Barkley was intent on focusing on work, not the contract throughout the summer and season.
“For me all that’s in the past, like I said. Once I made that mindset to come here you have to be mature about it. No hard feelings about it,” Barkley said. “So now, my back is against the wall again. I have to go out there and prove it. I’m going to go out there and play my heart out, compete at a high level, do what I do best, not just for myself but for my teammates.”
In order to take his game to the next level, Barkley told ESPN he dropped five or six pounds this offseason in part because of his desire to be more effective and dynamic in the passing game. He played last season at close to 232 pounds, but has been at 226 or 227 pounds this summer.
“[I] feel like it’s better for just my health also,” Barkley said. “Just the wear and tear on your body being lighter helps. Focused a lot on my speed and my mechanics with [trainer] Nick [Hill] in Arizona. So I feel that dropping weight will help me too.”
Barkley, of course, does have an injury history. He’s dealt with multiple ankle injuries and tore an ACL early in the 2020 season. Last year was the first since his rookie year that went uninterrupted by injury.

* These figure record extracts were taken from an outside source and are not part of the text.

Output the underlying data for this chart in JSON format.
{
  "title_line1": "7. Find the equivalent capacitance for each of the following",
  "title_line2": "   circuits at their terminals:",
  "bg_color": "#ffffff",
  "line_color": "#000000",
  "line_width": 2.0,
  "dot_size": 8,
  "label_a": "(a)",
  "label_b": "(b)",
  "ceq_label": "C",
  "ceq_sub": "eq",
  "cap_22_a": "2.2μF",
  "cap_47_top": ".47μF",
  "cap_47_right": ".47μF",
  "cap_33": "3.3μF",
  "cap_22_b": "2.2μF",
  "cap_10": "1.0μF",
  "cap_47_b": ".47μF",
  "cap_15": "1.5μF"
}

Still, Barkley participated in every practice this summer. Coach Brian Daboll considered the preseason to be his “vet days”, when Barkley dressed but did not play. Barkley did not make an appearance in any of the three preseason games.

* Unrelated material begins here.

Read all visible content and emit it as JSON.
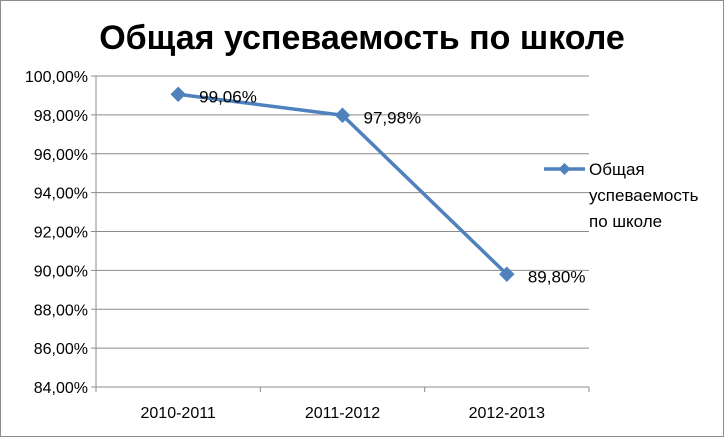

While it did not appear that his role in the passing game changed much during practices this summer, the team does seem open to using him differently this year. Barkley tied for the team lead with 59 catches last season, but had a career-low 5.9 yards per catch
“Yeah, again, we’re always improving any of those little areas. Whether it’s a running back wanting to be a little more out in the pass game or a receiver wanting to be more involved in the run game -- all the different positions, you want to improve on each player. If they have that and we think it’s a strength that we can build on and use them, then we will,” offensive coordinator Mike Kafka said. “If we don’t, then we won’t.”
Barkley mentioned on “Inside the NFL” this week that the game has transcended to throwing the ball more. Running backs need to evolve.

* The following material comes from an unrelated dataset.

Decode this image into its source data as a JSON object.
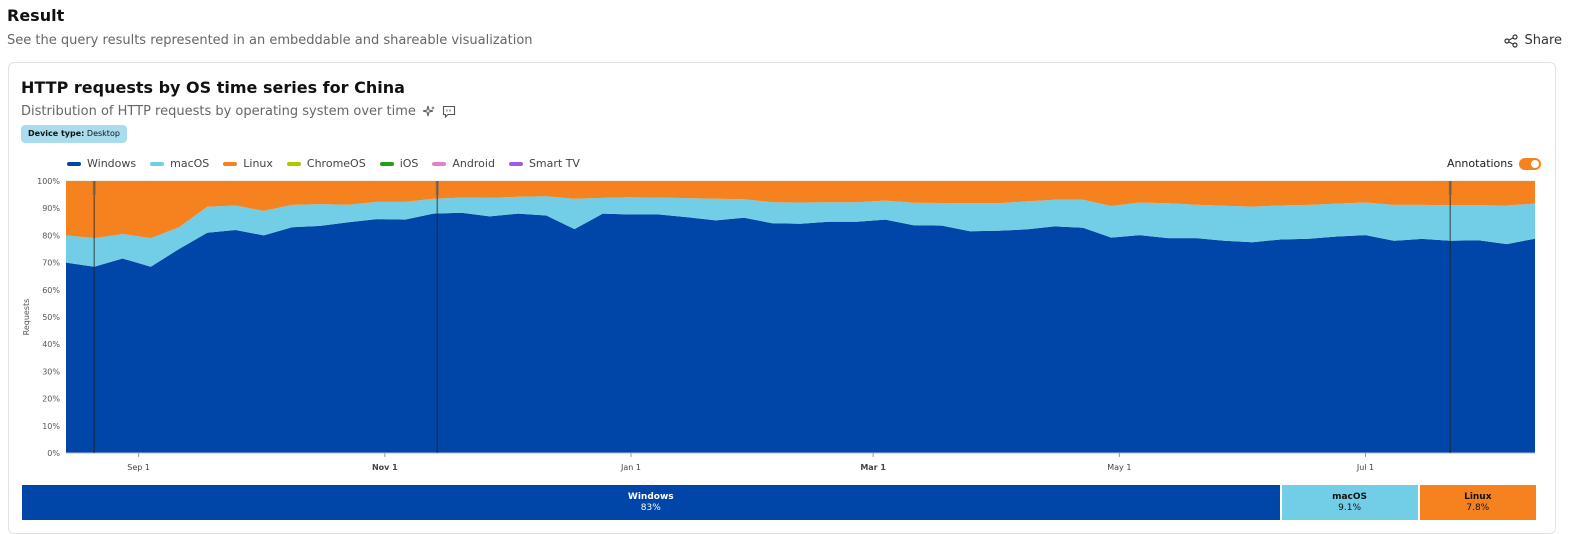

The veteran running back believes he’s in a better spot in Year 2 under Daboll and Kafka. He noted the Giants’ improved weapons, beginning with tight end Darren Waller who he said was a “monster and a beast” that will help divert attention from the backfield.
It has Barkley eager to get to Sunday night and the start of this season.
“We’re excited,” he said. “Sunday night. Prime time. In MetLife Stadium. So it’s fun.”